Employees, mostly shaggy-looking twentysomethings with the gift of gab, dress in goofy Hawaiian shirts with name tags. They high-five. They have dental plans and make good money. They dole out stickers to kids and will cheerily give you a refund if you're dissatisfied with a purchase.
But what's to be dissatisfied about? Where a normal grocery store might have 50,000 items on the shelves, TJ's has only about 4,000, most of them store brand.
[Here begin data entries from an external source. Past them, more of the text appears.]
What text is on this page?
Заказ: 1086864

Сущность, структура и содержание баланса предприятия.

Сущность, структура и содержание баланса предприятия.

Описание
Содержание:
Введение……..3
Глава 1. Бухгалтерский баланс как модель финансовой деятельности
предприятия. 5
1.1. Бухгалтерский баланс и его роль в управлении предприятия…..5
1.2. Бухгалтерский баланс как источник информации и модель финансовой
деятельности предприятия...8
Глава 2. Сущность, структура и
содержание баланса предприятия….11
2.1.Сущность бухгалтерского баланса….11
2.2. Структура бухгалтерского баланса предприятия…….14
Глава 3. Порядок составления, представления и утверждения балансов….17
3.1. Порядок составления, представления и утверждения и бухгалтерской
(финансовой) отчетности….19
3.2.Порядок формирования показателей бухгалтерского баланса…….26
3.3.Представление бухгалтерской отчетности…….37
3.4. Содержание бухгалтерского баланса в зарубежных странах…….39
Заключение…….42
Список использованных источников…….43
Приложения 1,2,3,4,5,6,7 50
They may only have four kinds of peanut butter, but every one of them brings something zesty to a PBJ. Staff "product developers" rack up the frequent flyer miles, nibbling their way through street foods from Saigon to Bangladesh on R&D missions, tweaking and refining flavors to bring them to the American market. Some say Trader Joe's genius is predicting the turns Americans' ever-more-adventuresome palates will take. I say they are leading the way, the pied piper of lemongrass and harissa.
Where was I? Sorry, I got thinking about the Thai lime-and-chile cashews. Those dang cashews.
I have an illustrative story. Sitting in the stands on a bitterly rainy winter day in Cary, N.C., for the NCAA men's soccer finals, I saw them: People in front of us were eating Oreo-like sandwich cookies, minty and dipped in chocolate, out of a Trader Joe's box. One of TJ's finest achievements. All of a sudden I didn't care whether UVa won. I didn't care about the rain, or the fact that I couldn't feel my fingers, or that we had a plane to catch. I had to have those cookies. We drove, defying traffic laws and nearly those of gravity, dumping out dirty laundry to fill a suitcase with TJ's chips and cookies and dips and treats.
Florida is nice. It has lovely wading birds and no state income tax. But until recently, there have been blots. Naples, now Sarasota — come on TJ's, keep going. Mama needs her cashews.